I am sure that most people would be shocked to hear that the stock market is off to its best start in 13 years. Through the first seven trading days of the year the Dow Jones Industrial Average is up nearly three percent, the S&P 500 is up 3.6 percent, and the NASDAQ is up a whopping 5.3 percent year to date. I suspect most people would be surprised to hear this. They would probably wonder how the stock market can do so well with all the issues we are facing such as the government shut-down, ongoing trade issues with China and continuing issues with Brexit. The answer is quite simple and that is that markets have a mind of their own and sometimes when it comes to markets good news is bad news and bad news is good news.
I have said this for years, it is impossible to predict short-term gyrations in the market. Markets are irrational over the short run and sometimes they don’t make any sense. That is why I constantly try to educate investors about making long-term financial decisions based upon short-term movements in the market, whether up or down.
It is important that when you get involved with investments you decide whether you’re an investor or a trader. An investor, who most of us should be, is one that takes the long-term approach to the market. A successful investor builds diversified and balanced portfolios to survive any type of market. A smart investor is one who understands volatility in the market and is one who does not let short-term gyrations dictate their investments. On the other hand, traders are not looking long term with their investments but are looking for short-term movements that they can capitalize on. Traditionally, traders are willing to take greater risks for substantial rewards. Of course, traders that take substantial risks also have to accept the fact that their losses can also be substantial. The way I look at it, traders are equivalent to gamblers in the fact that their focus is short-term. Typically, when a trader buys an investment he may only be in that investment for a few days or for a few weeks. On the other hand, when an investor buys an investment they are not looking a few weeks down the road but rather, years and years down the road.
Someone who is a trader is much more active in the market and constantly has to be watching their investments not weekly, monthly or quarterly, but hourly. After all, traders are looking for those short-term opportunities that they can capitalize on. The reality of the situation is that most of us are not going to watch our investments all the time, and that is why when amateurs try to be traders, the great majority of the time they lose.
As far as I’m concerned, most of us should be investors that take a long-term view of the market. It is important to recognize that the market is not a get-rich-fast scheme. It takes discipline and patience to be successful. Particularly, when markets are volatile either moving up or down, it is important that an investor realizes they don’t have to react to every up and down in the market. Investors with patience and the discipline to take a longer term approach are generally the ones who are going to be more successful.
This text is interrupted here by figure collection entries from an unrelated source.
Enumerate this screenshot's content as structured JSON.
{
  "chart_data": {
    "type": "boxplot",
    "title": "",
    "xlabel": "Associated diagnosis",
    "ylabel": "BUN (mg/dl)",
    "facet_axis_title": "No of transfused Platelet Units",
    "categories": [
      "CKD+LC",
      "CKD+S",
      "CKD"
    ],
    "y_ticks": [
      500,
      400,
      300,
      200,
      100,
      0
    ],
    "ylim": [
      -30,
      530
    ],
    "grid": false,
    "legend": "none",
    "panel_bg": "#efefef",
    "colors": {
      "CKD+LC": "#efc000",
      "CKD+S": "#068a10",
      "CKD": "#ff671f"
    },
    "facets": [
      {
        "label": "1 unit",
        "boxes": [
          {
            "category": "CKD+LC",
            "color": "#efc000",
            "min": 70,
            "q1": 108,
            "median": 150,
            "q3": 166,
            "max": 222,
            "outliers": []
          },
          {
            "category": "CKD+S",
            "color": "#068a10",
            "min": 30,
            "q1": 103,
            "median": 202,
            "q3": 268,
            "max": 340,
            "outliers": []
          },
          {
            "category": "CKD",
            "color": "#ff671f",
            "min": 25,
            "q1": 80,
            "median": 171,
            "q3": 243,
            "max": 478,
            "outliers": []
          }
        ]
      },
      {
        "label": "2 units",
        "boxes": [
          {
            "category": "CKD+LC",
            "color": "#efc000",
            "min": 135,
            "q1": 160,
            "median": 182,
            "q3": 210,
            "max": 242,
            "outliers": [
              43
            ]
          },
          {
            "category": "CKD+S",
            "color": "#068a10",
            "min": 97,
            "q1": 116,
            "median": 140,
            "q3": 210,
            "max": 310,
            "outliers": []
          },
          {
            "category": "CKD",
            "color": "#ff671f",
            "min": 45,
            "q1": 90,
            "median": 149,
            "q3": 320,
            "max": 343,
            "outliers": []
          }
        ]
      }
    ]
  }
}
Does the fact that we are having a good January mean that the rest of the year will be solid; of course not. We have no idea what events will occur that could have a positive or negative effect on markets. That being said, as I’ve always told investors, if you’re looking one year down the road the stock market is not for you. Markets are too volatile and too unpredictable if your goal is one year down the road. However, if you’re looking long term, short-term gyrations in the market are going to be nothing more than a speed bump and not something you have to react to.
I’ve always been a believer that it is impossible to time the market. It would be nice if we could get in the market at its low point and then sell out when it reaches its high. Unfortunately, you and I can’t do that, and no one has been able to do that successfully. However, what makes investors successful is when they have a game plan that is based upon their individual situation and that their focus is on that game plan, as opposed to what’s happening in the market on a day-to-day or a week-to-week basis.